Dass ihr Verlag, der zunächst rein digital gestartet war, noch immer generös als Ausnahme-Phänomen bewertet wird, nervt Richter zuweilen massiv. Dabei hat sie, von Aboud Saeed („Der klügste Mensch im Facebook“) bis Ruth Herzberg („Wie man mit einem Mann unglücklich wird“) einfach nur kontinuierlich mit ihren Autorinnen und Autoren gearbeitet. Von Anfang an waren das sehr besondere Stimmen, die bei der klassischen Ochsentour zum Verlagsvertrag wohl eher durchgerutscht wären. Richter war es, die die hierzulande noch unbekannte Stefanie Sargnagel („In der Zukunft sind wir alle tot“) 2014 als erster deutscher Verlag veröffentlichte, mit Elfi Conrad brachte sie eine 80jährige Debütantin. „2023 war der gleiche Spirit wie 2013“, sagt sie. „Jetzt verstehen nur mehr Leute, was ich mache.“ Neue Erzählformen sind dabei hoch willkommen – egal, ob es die „Kryptopoeme“ eines Yevgeniy Breyger oder Sina Kamala Kaufmanns „nahphantastische Erzählungen“ sind.

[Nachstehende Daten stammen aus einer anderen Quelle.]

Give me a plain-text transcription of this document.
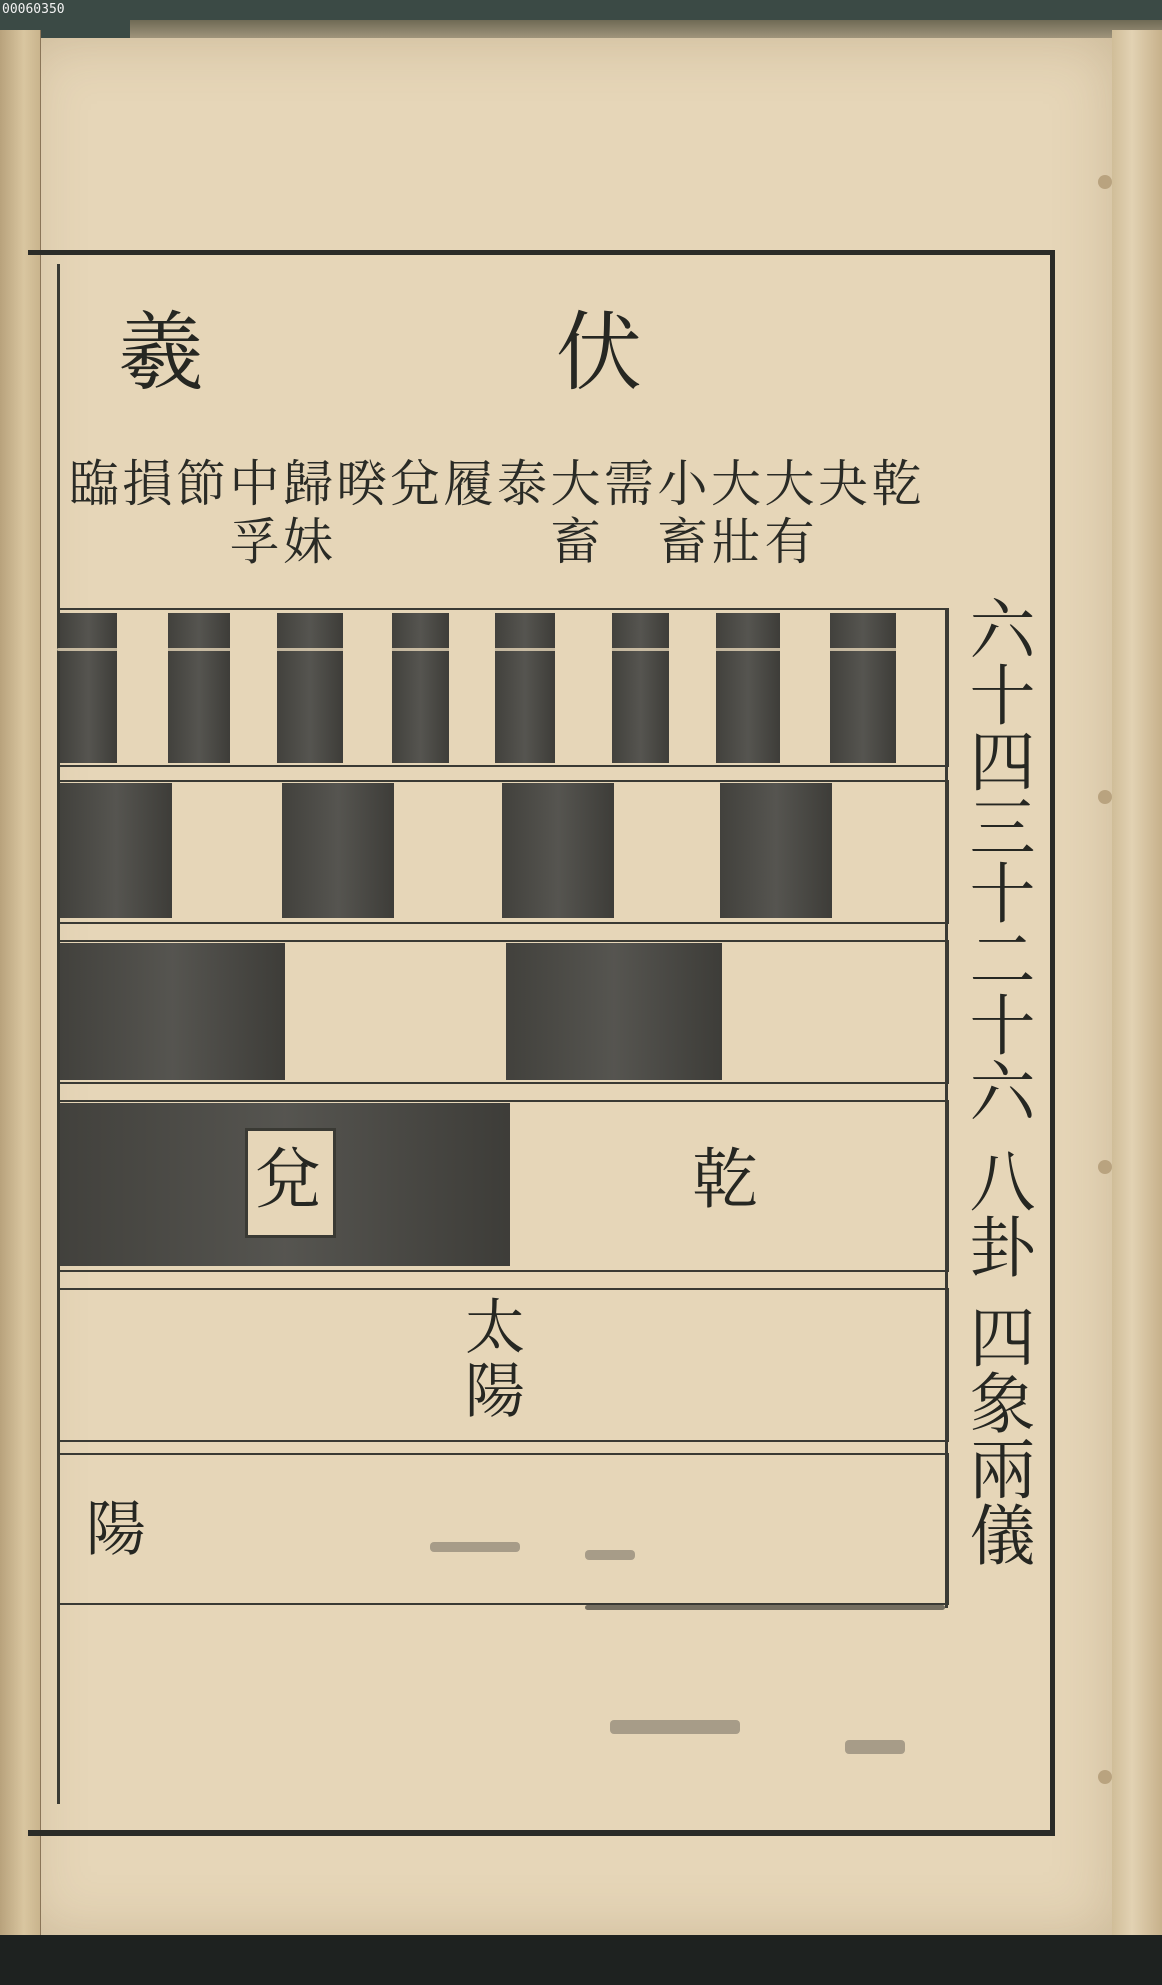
00060350
羲	伏
臨 損 節 中
孚
歸
妹
暌 兌 履 泰 大
畜
需 小
畜
大
壯
大
有
夬 乾
兌	乾
太
陽
陽
六
十
四
三
十
二
十
六
八
卦
四
象
兩
儀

Auch das Erfolgsjahr 2023 war kein reines Glücks-Momentum, das irgendwie vom Himmel gefallen wäre. Dank einiger kluger unternehmerischer Weichenstellungen hatten die Jahre seit Ausbruch der Corona-Pandemie für mikrotext sehr gut funktioniert. Mit dem Preisgeld des ersten Deutschen Verlagspreises (mikrotext wurde 2019, 2020 und 2023 ausgezeichnet) setzte Nikola Richter ihren Webshop auf – der punktgenau mit dem ersten Lockdown im Frühjahr 2020 online ging. Eine nachhaltige Investition in die Zukunft. 2020 schrieb Nikola Richter zum Jahr des offenen Verlags aus. Motto: „Zusammen verlegt man weniger allein.“
Nach fast sieben Jahren One-Woman-Show fühlte die Verlegerin, wie sich die große Müdigkeit des Landes auch bleischwer auf ihre Schultern legte – und dachte gelegentlich gar über eine vorübergehende Pause ihrer Verlegertätigkeit nach. Ole Rauch vom „Jacobin“-Mag riet zur Vorwärts-Verteidigung: „Mach doch das Gegenteil! Öffne den Verlag!“ Am Ende entstanden sechs Titel mit sechs Gastverlegerinnen – alle Projekte waren über Crowdfunding durchfinanziert. Die Arbeit mit den Teilzeitverlegerinnen, die sich für andere einsetzen, war eine beglückende Erfahrung – auch wenn 2020 alles andere als ein Sabbatjahr für Richter wurde.
Nach dem rasanten 2023 will es die Verlegerin im elften, dem „Schnapsjahr“ 2024 mit zwei statt vier Titeln pro Saison etwas ruhiger angehen lassen. Mely Kiyak ist mit einer gänzlich neu überarbeiteten Ausgabe von „Dieser Garten“ am Start, in der wir die Benediktinerinnen der Abtei zur Heiligen Maria in Fulda und den wohl ersten nachhaltigen Garten Deutschlands kennenlernen. Isobel Markus, Berliner Salonière des 21. Jahrhunderts, beschreibt in ihrem „Dating Roman“, wie sich zwei Freundinnen zusammentun, um die Hochs und Tiefs des Online-Datings gemeinsam durchzustehen.
Gut zu tun hat Nikola Richter trotzdem: Anfang April hat „Unser Deutschlandmärchen“ Premiere am Berliner Gorki, die Lesereise von Dinçer Güçyeter geht an gefühlt 100 Stationen weiter – und 2025 ist ja auch noch ein Jahr. Der Kurt-Wolff-Förderpreis ist bei all dem „eine große Ehre“, freut sich die Verlegerin. „Ich arbeite nicht in großen Bögen, sondern versuche, für jedes einzelne Buch das Beste zu machen“. Das ist gewiss keine Schnapsidee. Auch im elften Jahr macht ihr Independent-Schnellboot zwischen all den großen Verlags-Tankern bella figura.